Der europäische Hersteller für PC-Gehäuse Antec hat einen wahnsinnig großen Big Tower auf der Produktpalette, das Nineteen Hundred. In diesem PC-Gehäuse sollte jeder ausreichend Platz für seine Hardware finden, denn größere Gehäuse findet man wohl kaum auf dem Markt. Wir haben das Gaminggehäuse getestet…

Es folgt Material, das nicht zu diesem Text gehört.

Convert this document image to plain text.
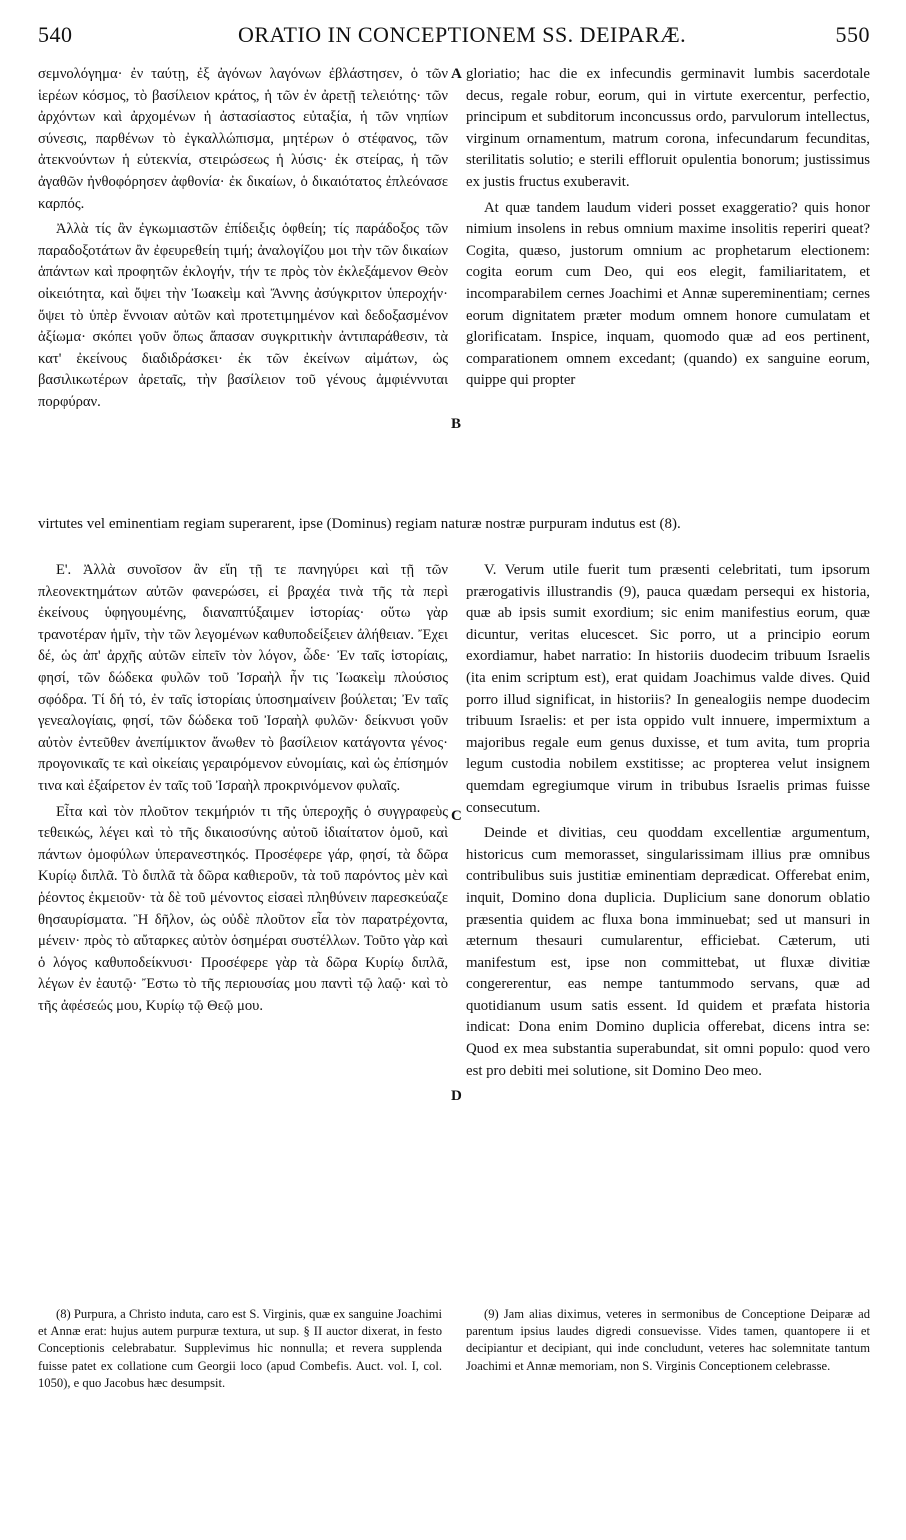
540	ORATIO IN CONCEPTIONEM SS. DEIPARÆ.	550

σεμνολόγημα· ἐν ταύτῃ, ἐξ ἀγόνων λαγόνων ἐβλάστησεν, ὁ τῶν ἱερέων κόσμος, τὸ βασίλειον κράτος, ἡ τῶν ἐν ἀρετῇ τελειότης· τῶν ἀρχόντων καὶ ἀρχομένων ἡ ἀστασίαστος εὐταξία, ἡ τῶν νηπίων σύνεσις, παρθένων τὸ ἐγκαλλώπισμα, μητέρων ὁ στέφανος, τῶν ἀτεκνούντων ἡ εὐτεκνία, στειρώσεως ἡ λύσις· ἐκ στείρας, ἡ τῶν ἀγαθῶν ἠνθοφόρησεν ἀφθονία· ἐκ δικαίων, ὁ δικαιότατος ἐπλεόνασε καρπός.

Ἀλλὰ τίς ἂν ἐγκωμιαστῶν ἐπίδειξις ὀφθείη; τίς παράδοξος τῶν παραδοξοτάτων ἂν ἐφευρεθείη τιμή; ἀναλογίζου μοι τὴν τῶν δικαίων ἁπάντων καὶ προφητῶν ἐκλογήν, τήν τε πρὸς τὸν ἐκλεξάμενον Θεὸν οἰκειότητα, καὶ ὄψει τὴν Ἰωακεὶμ καὶ Ἄννης ἀσύγκριτον ὑπεροχήν· ὄψει τὸ ὑπὲρ ἔννοιαν αὐτῶν καὶ προτετιμημένον καὶ δεδοξασμένον ἀξίωμα· σκόπει γοῦν ὅπως ἅπασαν συγκριτικὴν ἀντιπαράθεσιν, τὰ κατ' ἐκείνους διαδιδράσκει· ἐκ τῶν ἐκείνων αἱμάτων, ὡς βασιλικωτέρων ἀρεταῖς, τὴν βασίλειον τοῦ γένους ἀμφιέννυται πορφύραν.

gloriatio; hac die ex infecundis germinavit lumbis sacerdotale decus, regale robur, eorum, qui in virtute exercentur, perfectio, principum et subditorum inconcussus ordo, parvulorum intellectus, virginum ornamentum, matrum corona, infecundarum fecunditas, sterilitatis solutio; e sterili effloruit opulentia bonorum; justissimus ex justis fructus exuberavit.

At quæ tandem laudum videri posset exaggeratio? quis honor nimium insolens in rebus omnium maxime insolitis reperiri queat? Cogita, quæso, justorum omnium ac prophetarum electionem: cogita eorum cum Deo, qui eos elegit, familiaritatem, et incomparabilem cernes Joachimi et Annæ supereminentiam; cernes eorum dignitatem præter modum omnem honore cumulatam et glorificatam. Inspice, inquam, quomodo quæ ad eos pertinent, comparationem omnem excedant; (quando) ex sanguine eorum, quippe qui propter

A
B
virtutes vel eminentiam regiam superarent, ipse (Dominus) regiam naturæ nostræ purpuram indutus est (8).

Ε'. Ἀλλὰ συνοῖσον ἂν εἴη τῇ τε πανηγύρει καὶ τῇ τῶν πλεονεκτημάτων αὐτῶν φανερώσει, εἰ βραχέα τινὰ τῆς τὰ περὶ ἐκείνους ὑφηγουμένης, διαναπτύξαιμεν ἱστορίας· οὕτω γὰρ τρανοτέραν ἡμῖν, τὴν τῶν λεγομένων καθυποδείξειεν ἀλήθειαν. Ἔχει δέ, ὡς ἀπ' ἀρχῆς αὐτῶν εἰπεῖν τὸν λόγον, ὧδε· Ἐν ταῖς ἱστορίαις, φησί, τῶν δώδεκα φυλῶν τοῦ Ἰσραὴλ ἦν τις Ἰωακεὶμ πλούσιος σφόδρα. Τί δή τό, ἐν ταῖς ἱστορίαις ὑποσημαίνειν βούλεται; Ἐν ταῖς γενεαλογίαις, φησί, τῶν δώδεκα τοῦ Ἰσραὴλ φυλῶν· δείκνυσι γοῦν αὐτὸν ἐντεῦθεν ἀνεπίμικτον ἄνωθεν τὸ βασίλειον κατάγοντα γένος· προγονικαῖς τε καὶ οἰκείαις γεραιρόμενον εὐνομίαις, καὶ ὡς ἐπίσημόν τινα καὶ ἐξαίρετον ἐν ταῖς τοῦ Ἰσραὴλ προκρινόμενον φυλαῖς.

Εἶτα καὶ τὸν πλοῦτον τεκμήριόν τι τῆς ὑπεροχῆς ὁ συγγραφεὺς τεθεικώς, λέγει καὶ τὸ τῆς δικαιοσύνης αὐτοῦ ἰδιαίτατον ὁμοῦ, καὶ πάντων ὁμοφύλων ὑπερανεστηκός. Προσέφερε γάρ, φησί, τὰ δῶρα Κυρίῳ διπλᾶ. Τὸ διπλᾶ τὰ δῶρα καθιεροῦν, τὰ τοῦ παρόντος μὲν καὶ ῥέοντος ἐκμειοῦν· τὰ δὲ τοῦ μένοντος εἰσαεὶ πληθύνειν παρεσκεύαζε θησαυρίσματα. Ἢ δῆλον, ὡς οὐδὲ πλοῦτον εἶα τὸν παρατρέχοντα, μένειν· πρὸς τὸ αὔταρκες αὐτὸν ὁσημέραι συστέλλων. Τοῦτο γὰρ καὶ ὁ λόγος καθυποδείκνυσι· Προσέφερε γὰρ τὰ δῶρα Κυρίῳ διπλᾶ, λέγων ἐν ἑαυτῷ· Ἔστω τὸ τῆς περιουσίας μου παντὶ τῷ λαῷ· καὶ τὸ τῆς ἀφέσεώς μου, Κυρίῳ τῷ Θεῷ μου.

V. Verum utile fuerit tum præsenti celebritati, tum ipsorum prærogativis illustrandis (9), pauca quædam persequi ex historia, quæ ab ipsis sumit exordium; sic enim manifestius eorum, quæ dicuntur, veritas elucescet. Sic porro, ut a principio eorum exordiamur, habet narratio: In historiis duodecim tribuum Israelis (ita enim scriptum est), erat quidam Joachimus valde dives. Quid porro illud significat, in historiis? In genealogiis nempe duodecim tribuum Israelis: et per ista oppido vult innuere, impermixtum a majoribus regale eum genus duxisse, et tum avita, tum propria legum custodia nobilem exstitisse; ac propterea velut insignem quemdam egregiumque virum in tribubus Israelis primas fuisse consecutum.

Deinde et divitias, ceu quoddam excellentiæ argumentum, historicus cum memorasset, singularissimam illius præ omnibus contribulibus suis justitiæ eminentiam deprædicat. Offerebat enim, inquit, Domino dona duplicia. Duplicium sane donorum oblatio præsentia quidem ac fluxa bona imminuebat; sed ut mansuri in æternum thesauri cumularentur, efficiebat. Cæterum, uti manifestum est, ipse non committebat, ut fluxæ divitiæ congererentur, eas nempe tantummodo servans, quæ ad quotidianum usum satis essent. Id quidem et præfata historia indicat: Dona enim Domino duplicia offerebat, dicens intra se: Quod ex mea substantia superabundat, sit omni populo: quod vero est pro debiti mei solutione, sit Domino Deo meo.

C
D

(8) Purpura, a Christo induta, caro est S. Virginis, quæ ex sanguine Joachimi et Annæ erat: hujus autem purpuræ textura, ut sup. § II auctor dixerat, in festo Conceptionis celebrabatur. Supplevimus hic nonnulla; et revera supplenda fuisse patet ex collatione cum Georgii loco (apud Combefis. Auct. vol. I, col. 1050), e quo Jacobus hæc desumpsit.

(9) Jam alias diximus, veteres in sermonibus de Conceptione Deiparæ ad parentum ipsius laudes digredi consuevisse. Vides tamen, quantopere ii et decipiantur et decipiant, qui inde concludunt, veteres hac solemnitate tantum Joachimi et Annæ memoriam, non S. Virginis Conceptionem celebrasse.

Dieses Produkt wurde uns kostenfrei vom Hersteller zur Verfügung gestellt. Unsere Berichte werden stets nach unserem Leitbild verfasst. (Mehr Infos)

Verarbeitung und Qualität

Wir haben das Antec Nineteen Hundred ausgepackt und sofort fiel uns auf, dass es sich hierbei um ein riesiges PC-Gehäuse handelt. Gamer benötigen für ihre Leistungsstarke Hardware viel Platz und so kommt es, dass das Nineteen Hundred die stolzen Abmessungen von 696 mm (H) 223,6 mm (B ) 555 mm (T) hat. Ein solcher Koloss muss natürlich auch stabil sein und sollte auch einiges aushalten, damit der wertvolle PC im Inneren geschützt bleibt. Durch die Metallwände wird dieser Schutz gewährleistet. Nur zur Vorderseite wurde Plastik gewählt, allerdings ist dieses Material an der besagten Stelle akzeptabel, da der Tower ansonsten unnötig schwer wird und die Front-Seite sowieso durch die ATX Normen sehr weit nach vorne ausgeprägt ist. In der Metallplatte, welche die linke Gehäuseseite abdeckt, ist eine Scheibe aus Plexiglas eingearbeitet. Dadurch wird der Gaming-PC auf LAN-Partys ein wahrer Hingucker. Die Scheibe ist relativ groß und deckt daher fast die komplette Seite ab, so dass das Mainboard, die Grafikkarte und der CPU Kühler gezeigt werden.

Allgemein können wir also von einer guten Verarbeitung des Gehäuses sprechen. Es sind keine ungeschliffenen Kanten oder sonstige Qualitätsmängel zu finden. Auch im Innenraum spiegelt sich die gleiche Verarbeitungsqualität wieder. So ist eine klare Aufteilung vorgegeben und alle Teile sind aus robusten Materialien gefertigt.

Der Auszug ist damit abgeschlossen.